Lemon House Theatre have created a new six-part series of audio talks where they chat to Queer artists and artists from the MENA (Middle Eastern and North African) diaspora about their experiences. The first part of the series covers topics such as the future of queer theatre and why queer characters are often experiencing trauma. The second part of the series explores areas including the visibility of MENA artists on stages in the UK. Have a listen here.

There’s a few great things coming up at HOME in Manchester including RashDash‘s cross-continental musical collaboration about life in lockdown Don’t Go Back To Sleep from 21 until 24 October; David Hoyle‘s new A Grand Auction of My Life on 27 November; Sh!t Theatre’s Sh!t Actually which I saw last Christmas and is flipping hilarious from 15 until 23 December; and although it’s slightly outside the remit of this blog as it’s neither women-led nor explicitly feminist, I’d like to give a shout out to Javaad Alipoor’s The Believers Are But Brothers, running 3 until 6 November, because I loved another of his shows, Rich Kids: A History of Shopping Malls in Tehran, so much last year. HOME still have a bunch of digital stuff to get your teeth into if you’re not ready to return to the theatre or are, of course, too far away.

The Space in east London is also beginning live performances in October, including all-female company Sixteen Sixty’s dark comedy In Bad Taste running from 15 until 17.

The Royal Court in London opens its doors again on 12 November with Living Newspaper, a writer-based project drawing on the radical history of the USA’s Federal Theatre Project – an arts programme that mobilised and employed artists and theatre workers surfacing from the Great Depression. Each weekly edition is created and edited by a collective of writers to make a live newspaper with headlines, features and columns which will be performed in spaces around the Royal Court building. Each edition will be made accessible to all.

Jessica Fostekew‘s Hench is back out on tour beginning at the Lighthouse, Poole on 24 October and then continuing next year.

Also next year, Jenny Eclair will be on tour from 4 March with her new show SIXTY! (FFS!). It’s visiting 60 places so I won’t list them all here, and let’s just ignore the fatshaming message she’s included in her announcement (I don’t believe in the concept of ‘excess’ weight). As the first solo woman to win the Edinburgh comedy award in 1995 (and the last until Laura Solon in 2005 – comedy is really sexist) she’s a trailblazer.
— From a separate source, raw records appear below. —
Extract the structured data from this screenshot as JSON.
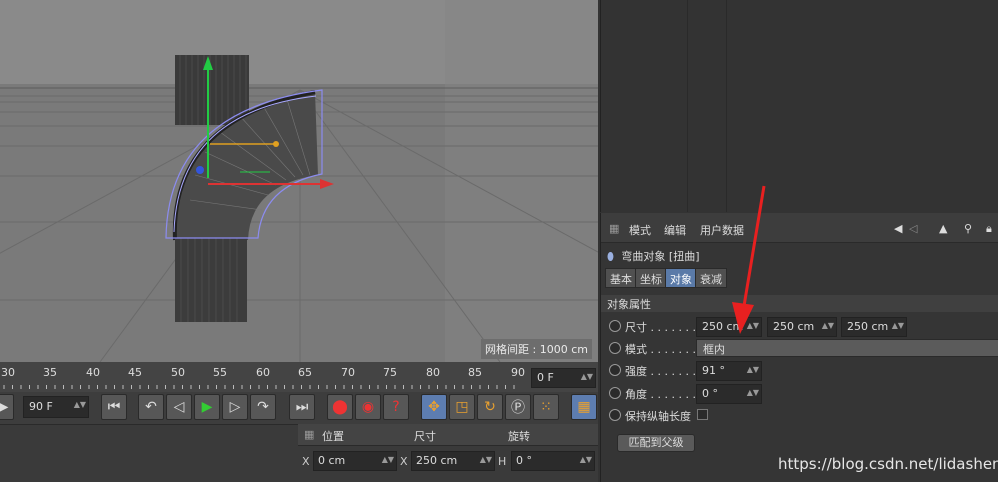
{
  "viewport": {
    "grid_label": "网格间距 : 1000 cm"
  },
  "timeline": {
    "ticks": [
      "30",
      "35",
      "40",
      "45",
      "50",
      "55",
      "60",
      "65",
      "70",
      "75",
      "80",
      "85",
      "90"
    ],
    "current_frame": "0 F"
  },
  "transport": {
    "end_frame": "90 F"
  },
  "coords": {
    "position_label": "位置",
    "size_label": "尺寸",
    "rotation_label": "旋转",
    "pos_x_axis": "X",
    "pos_x": "0 cm",
    "size_x_axis": "X",
    "size_x": "250 cm",
    "rot_h_axis": "H",
    "rot_h": "0 °"
  },
  "attr": {
    "menu": {
      "mode": "模式",
      "edit": "编辑",
      "userdata": "用户数据"
    },
    "object_title": "弯曲对象 [扭曲]",
    "tabs": {
      "basic": "基本",
      "coord": "坐标",
      "object": "对象",
      "falloff": "衰减"
    },
    "section": "对象属性",
    "size_label": "尺寸 . . . . . . .",
    "size_x": "250 cm",
    "size_y": "250 cm",
    "size_z": "250 cm",
    "mode_label": "模式 . . . . . . .",
    "mode_value": "框内",
    "strength_label": "强度 . . . . . . .",
    "strength_value": "91 °",
    "angle_label": "角度 . . . . . . .",
    "angle_value": "0 °",
    "keep_label": "保持纵轴长度",
    "match_button": "匹配到父级"
  },
  "watermark": "https://blog.csdn.net/lidashent"
}
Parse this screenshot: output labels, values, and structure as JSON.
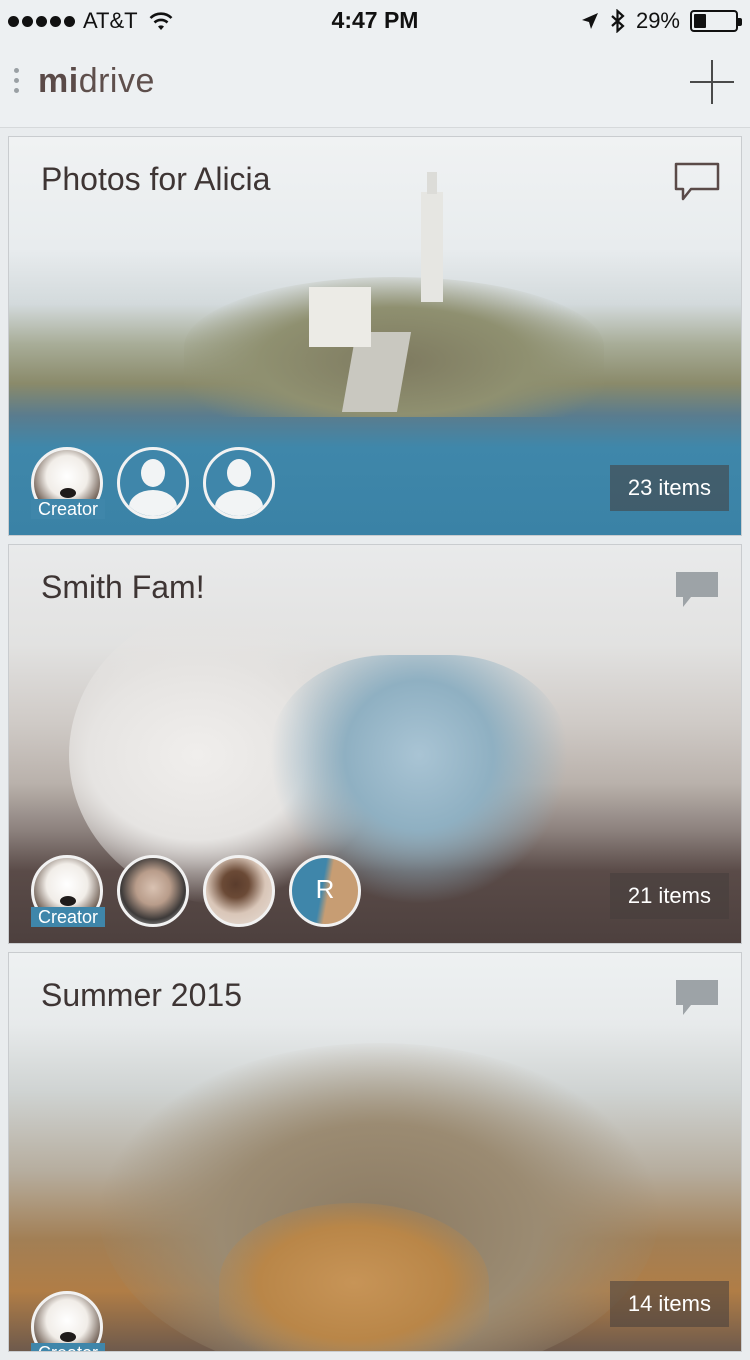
{
  "status_bar": {
    "carrier": "AT&T",
    "time": "4:47 PM",
    "battery": "29%",
    "battery_level": 0.29,
    "signal_bars": 5
  },
  "header": {
    "logo_bold": "mi",
    "logo_light": "drive"
  },
  "albums": [
    {
      "title": "Photos for Alicia",
      "items": "23 items",
      "creator_label": "Creator"
    },
    {
      "title": "Smith Fam!",
      "items": "21 items",
      "creator_label": "Creator",
      "initial_avatar": "R"
    },
    {
      "title": "Summer 2015",
      "items": "14 items",
      "creator_label": "Creator"
    }
  ],
  "colors": {
    "accent": "#3f86aa",
    "title_text": "#3e3534",
    "background": "#e9ecee"
  }
}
I will leave you with this dance film from Sadler’s Wells’ Digital Stage and Breakin’ Convention which speaks out against anti-Black racism and honours the lived experiences of Black women past and present. It’s amazing.


The feature image is from Squad Goals from Caspa Productions and is courtesy of Zac Cooke Photography. It is of the show’s cast, all young women, sitting in a football stand over several rows and with space between them. They all wear football kit and sit in the same pose; their left legs are out over the seats in front of them, with their left arms leaning on their knees with the hand propping up their chins.